Solera National Bank should have been one of those banks that benefited from opening near the eve of the financial crisis. Instead, a regulatory order stymied the bank just as it began revving up.
At least the $146 million-asset bank no longer has to contend with the regulatory order. Last week, Solera announced that the Office of the Comptroller of the Currency had lifted the order.
With a war chest of capital, Solera is looking to expand aggressively through the recent addition of lenders and the introduction of a portfolio mortgage business. With a leverage ratio of nearly 19%, the bank could also be motived to pursue acquisitions.
"We are thrilled about having the order lifted. We really went at it full-bore to address each and every article," says Douglas Crichfield, Solera's president and chief executive. "We have room for significant growth. Without taking in any additional capital, we could double our loan portfolio, and we'd like to do that in the next year."
Solera opened for business in September 2007 with the intention of building a community bank geared specifically to Denver's Hispanic community. Crichfield took the helm of the bank a year later. By the end of 2009, the bank was profitable; it has reported a profit for all but two quarters since.
Some de novos created just before the financial downturn have found an interesting terrain. As older banks struggled with credit issues, the younger banks could focus on offensive. For instance, Level One Bank in Farmington Hills, Mich., was also founded in the fall of 2007, and it has struck two deals with the Federal Deposit Insurance Corp. to buy failed banks.
Solera aspired to be among such consolidators, but those plans were shelved in early 2010 when the OCC issued the bank a consent order that largely targeted a need for improved compliance with the Bank Secrecy Act.
"They felt our monitoring wasn't robust enough. We were banking a currency exchange company," Crichfield says. "We exited that business, but we still got the order, that's how it works."
Solera still tried to make a deal work. In August 2010, it announced plans to buy a branch in Lakewood from Liberty Savings Bank, a $1.1 billion-asset thrift in Wilmington, Ohio, that was shedding branches across the country at the time.
The deal would have transferred $40 million in deposits and $30 million in loans to Solera. Crichfield says the deal was never approved. Around the same time that Solera announced the branch purchase, the OCC amended the BSA-related order to include credit administration issues.
With the order lifted, Crichfield says Solera will look for ways to grow beyond its one branch. "I'd like a little broader coverage of Colorado," he says. "We'd look to add a couple of locations, but [we] don't expect to be on every corner in the Denver metro area."

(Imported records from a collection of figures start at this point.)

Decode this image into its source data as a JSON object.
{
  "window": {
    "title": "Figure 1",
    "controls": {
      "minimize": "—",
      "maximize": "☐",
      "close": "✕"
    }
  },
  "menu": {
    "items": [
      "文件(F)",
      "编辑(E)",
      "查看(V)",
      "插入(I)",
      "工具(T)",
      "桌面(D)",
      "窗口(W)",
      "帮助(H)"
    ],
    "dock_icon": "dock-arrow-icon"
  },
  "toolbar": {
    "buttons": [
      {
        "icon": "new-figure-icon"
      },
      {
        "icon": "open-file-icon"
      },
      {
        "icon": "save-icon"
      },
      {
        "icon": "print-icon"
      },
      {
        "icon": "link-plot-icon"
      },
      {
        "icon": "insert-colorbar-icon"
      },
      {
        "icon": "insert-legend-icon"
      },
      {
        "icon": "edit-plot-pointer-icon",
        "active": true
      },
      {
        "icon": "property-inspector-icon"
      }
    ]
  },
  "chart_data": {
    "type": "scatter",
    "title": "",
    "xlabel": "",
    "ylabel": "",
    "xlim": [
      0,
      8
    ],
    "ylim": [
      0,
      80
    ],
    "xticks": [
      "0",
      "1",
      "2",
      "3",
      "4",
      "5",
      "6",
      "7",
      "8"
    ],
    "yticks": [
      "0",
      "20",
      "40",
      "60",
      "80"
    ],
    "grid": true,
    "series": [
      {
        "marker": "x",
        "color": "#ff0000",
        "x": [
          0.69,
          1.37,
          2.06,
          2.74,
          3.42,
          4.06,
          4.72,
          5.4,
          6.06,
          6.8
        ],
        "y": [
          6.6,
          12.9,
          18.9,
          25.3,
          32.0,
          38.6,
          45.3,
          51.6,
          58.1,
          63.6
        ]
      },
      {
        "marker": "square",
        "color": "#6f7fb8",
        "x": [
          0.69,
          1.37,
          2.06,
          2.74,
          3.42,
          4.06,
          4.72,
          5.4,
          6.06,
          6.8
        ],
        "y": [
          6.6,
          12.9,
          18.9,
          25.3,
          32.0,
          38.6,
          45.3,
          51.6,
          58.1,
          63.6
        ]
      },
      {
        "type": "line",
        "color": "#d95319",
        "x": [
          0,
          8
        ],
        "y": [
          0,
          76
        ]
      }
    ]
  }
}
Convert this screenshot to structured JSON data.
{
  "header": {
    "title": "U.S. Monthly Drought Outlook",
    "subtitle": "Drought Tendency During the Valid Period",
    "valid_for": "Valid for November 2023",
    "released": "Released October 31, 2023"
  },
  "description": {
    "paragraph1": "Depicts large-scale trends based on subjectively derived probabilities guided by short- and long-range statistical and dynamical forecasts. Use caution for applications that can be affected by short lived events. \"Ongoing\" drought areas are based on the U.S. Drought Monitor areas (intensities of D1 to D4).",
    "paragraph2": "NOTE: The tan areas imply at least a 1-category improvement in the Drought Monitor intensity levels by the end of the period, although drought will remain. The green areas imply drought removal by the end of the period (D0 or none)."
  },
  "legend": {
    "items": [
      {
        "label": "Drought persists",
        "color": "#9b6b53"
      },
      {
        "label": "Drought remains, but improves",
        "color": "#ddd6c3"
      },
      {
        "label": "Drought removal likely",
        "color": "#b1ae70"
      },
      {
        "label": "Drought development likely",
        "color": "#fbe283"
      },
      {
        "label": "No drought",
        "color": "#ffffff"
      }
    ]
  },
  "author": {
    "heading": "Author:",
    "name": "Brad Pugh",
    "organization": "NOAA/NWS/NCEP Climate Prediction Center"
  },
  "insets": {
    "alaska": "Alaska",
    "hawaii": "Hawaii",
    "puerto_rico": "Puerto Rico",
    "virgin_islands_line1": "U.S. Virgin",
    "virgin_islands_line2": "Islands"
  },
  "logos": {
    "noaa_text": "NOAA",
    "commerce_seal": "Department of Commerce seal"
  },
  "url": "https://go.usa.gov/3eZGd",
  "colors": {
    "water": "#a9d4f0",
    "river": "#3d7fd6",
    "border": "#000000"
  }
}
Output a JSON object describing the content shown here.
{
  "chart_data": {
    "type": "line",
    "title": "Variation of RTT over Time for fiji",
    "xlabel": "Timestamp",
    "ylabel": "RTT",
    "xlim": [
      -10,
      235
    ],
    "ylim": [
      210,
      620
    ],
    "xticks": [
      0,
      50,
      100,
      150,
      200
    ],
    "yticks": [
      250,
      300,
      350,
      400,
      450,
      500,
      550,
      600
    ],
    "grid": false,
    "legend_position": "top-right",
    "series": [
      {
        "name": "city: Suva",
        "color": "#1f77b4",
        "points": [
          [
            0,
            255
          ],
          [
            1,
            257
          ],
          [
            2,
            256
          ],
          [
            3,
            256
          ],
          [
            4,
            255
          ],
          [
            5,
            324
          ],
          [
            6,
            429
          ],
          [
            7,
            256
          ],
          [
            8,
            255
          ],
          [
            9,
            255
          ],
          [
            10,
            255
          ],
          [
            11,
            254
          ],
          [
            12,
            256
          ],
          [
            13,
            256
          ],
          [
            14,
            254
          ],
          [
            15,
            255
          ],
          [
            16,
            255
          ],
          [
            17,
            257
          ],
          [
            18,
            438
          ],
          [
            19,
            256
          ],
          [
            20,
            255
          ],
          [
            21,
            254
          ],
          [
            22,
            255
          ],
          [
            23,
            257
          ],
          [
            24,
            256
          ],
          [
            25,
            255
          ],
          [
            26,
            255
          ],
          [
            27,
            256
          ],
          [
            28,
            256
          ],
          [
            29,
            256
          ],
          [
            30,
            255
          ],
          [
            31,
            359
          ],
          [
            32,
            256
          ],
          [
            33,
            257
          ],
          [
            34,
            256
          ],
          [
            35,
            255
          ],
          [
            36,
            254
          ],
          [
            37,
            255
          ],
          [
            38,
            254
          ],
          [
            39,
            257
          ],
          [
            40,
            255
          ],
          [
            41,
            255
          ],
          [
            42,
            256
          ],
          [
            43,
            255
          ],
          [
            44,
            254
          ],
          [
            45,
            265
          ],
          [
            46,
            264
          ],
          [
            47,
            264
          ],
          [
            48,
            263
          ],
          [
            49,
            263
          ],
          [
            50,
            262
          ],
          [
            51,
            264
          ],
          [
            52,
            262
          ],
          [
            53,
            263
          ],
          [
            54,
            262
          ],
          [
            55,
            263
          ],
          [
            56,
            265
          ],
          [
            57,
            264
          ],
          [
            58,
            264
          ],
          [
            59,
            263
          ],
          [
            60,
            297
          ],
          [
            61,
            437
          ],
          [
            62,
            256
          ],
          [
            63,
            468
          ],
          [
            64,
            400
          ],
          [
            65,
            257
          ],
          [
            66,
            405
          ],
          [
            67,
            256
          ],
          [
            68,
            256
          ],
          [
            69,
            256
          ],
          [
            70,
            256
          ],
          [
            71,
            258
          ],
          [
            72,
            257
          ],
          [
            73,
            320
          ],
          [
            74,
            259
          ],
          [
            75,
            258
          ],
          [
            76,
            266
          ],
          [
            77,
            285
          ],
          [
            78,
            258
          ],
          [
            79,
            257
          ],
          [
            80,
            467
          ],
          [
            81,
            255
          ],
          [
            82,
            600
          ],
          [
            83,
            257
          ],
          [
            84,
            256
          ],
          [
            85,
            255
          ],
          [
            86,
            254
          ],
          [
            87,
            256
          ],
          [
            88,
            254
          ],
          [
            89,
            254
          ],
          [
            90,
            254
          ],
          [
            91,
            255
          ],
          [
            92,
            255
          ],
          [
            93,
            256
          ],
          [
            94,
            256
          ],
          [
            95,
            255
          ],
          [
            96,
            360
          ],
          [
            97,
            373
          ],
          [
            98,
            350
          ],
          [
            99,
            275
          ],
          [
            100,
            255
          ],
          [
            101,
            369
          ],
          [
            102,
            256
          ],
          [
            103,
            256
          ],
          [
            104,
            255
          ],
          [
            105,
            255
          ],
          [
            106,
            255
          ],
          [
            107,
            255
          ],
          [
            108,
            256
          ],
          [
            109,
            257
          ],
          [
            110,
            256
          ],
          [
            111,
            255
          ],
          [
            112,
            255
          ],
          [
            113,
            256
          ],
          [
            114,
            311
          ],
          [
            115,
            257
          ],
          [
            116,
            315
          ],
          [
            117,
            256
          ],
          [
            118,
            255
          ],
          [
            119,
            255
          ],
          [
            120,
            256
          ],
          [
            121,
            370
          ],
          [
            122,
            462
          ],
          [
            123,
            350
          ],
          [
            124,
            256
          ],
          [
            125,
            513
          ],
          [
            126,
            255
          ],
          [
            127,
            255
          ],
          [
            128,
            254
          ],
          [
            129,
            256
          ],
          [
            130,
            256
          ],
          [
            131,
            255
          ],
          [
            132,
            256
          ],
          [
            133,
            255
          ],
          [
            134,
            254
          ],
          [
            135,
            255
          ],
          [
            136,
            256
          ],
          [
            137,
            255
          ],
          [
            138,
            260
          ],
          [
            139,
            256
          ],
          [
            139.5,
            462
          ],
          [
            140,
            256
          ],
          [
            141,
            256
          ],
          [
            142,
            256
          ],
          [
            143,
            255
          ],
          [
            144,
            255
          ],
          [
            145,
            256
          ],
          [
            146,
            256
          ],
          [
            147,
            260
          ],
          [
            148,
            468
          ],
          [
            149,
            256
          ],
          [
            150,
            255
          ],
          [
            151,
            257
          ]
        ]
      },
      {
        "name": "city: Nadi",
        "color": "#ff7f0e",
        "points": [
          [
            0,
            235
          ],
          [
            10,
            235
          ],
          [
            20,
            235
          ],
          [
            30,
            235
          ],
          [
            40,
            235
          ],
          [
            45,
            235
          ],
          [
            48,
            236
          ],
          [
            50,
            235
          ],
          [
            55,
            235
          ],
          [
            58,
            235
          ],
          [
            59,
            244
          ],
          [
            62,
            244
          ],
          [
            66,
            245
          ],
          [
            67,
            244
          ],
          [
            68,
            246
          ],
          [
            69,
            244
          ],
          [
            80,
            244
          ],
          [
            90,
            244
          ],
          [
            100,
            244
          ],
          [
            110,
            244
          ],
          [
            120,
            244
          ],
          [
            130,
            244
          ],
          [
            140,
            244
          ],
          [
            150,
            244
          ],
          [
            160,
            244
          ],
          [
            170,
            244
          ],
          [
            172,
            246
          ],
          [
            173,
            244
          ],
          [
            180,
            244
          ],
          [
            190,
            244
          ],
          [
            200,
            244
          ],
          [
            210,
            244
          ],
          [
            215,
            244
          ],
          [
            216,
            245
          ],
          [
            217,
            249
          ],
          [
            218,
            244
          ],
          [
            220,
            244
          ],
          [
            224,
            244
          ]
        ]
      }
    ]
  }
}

Crichfield, however, seems particularly bullish on internal efforts to grow the loan portfolio. To that end, the bank recently launched a portfolio residential product.
"It is a good product for somebody that needs to close a loan quickly, but who may not need the loan for very long. It has a low loan-to-value ratio and the borrowers have to have higher credit scores," Crichfield says of the non-conforming loan, which was created because of customer demand.
"We got tired of turning people away," he says. "We want to be able to serve the fuller array of needs of our customers."
Crichfield says Solera also has three new commercial-and-industrial lending officers who are ready to pounce.
"I like the C&I business, and I think we have a good platform to expand that product offering, but it is intensely competitive and we are fighting to gain share," Crichfield says, although Denver is not a major C&I market.
Solera could use its focus on the Hispanic market to gain a competitive edge, says Gregory Fairchild, the executive director of the Tayloe Murphy Center and a professor at the University of Virginia's Darden School of Business. Though the Hispanic community has acutely felt pain from the downturn of the construction market, there are still plenty of good customers who are frequently overlooked by other banks.
"The good news is that it might really just be a question of separating the wheat from the chaff in a yet-to-be-harvested field," Fairchild says.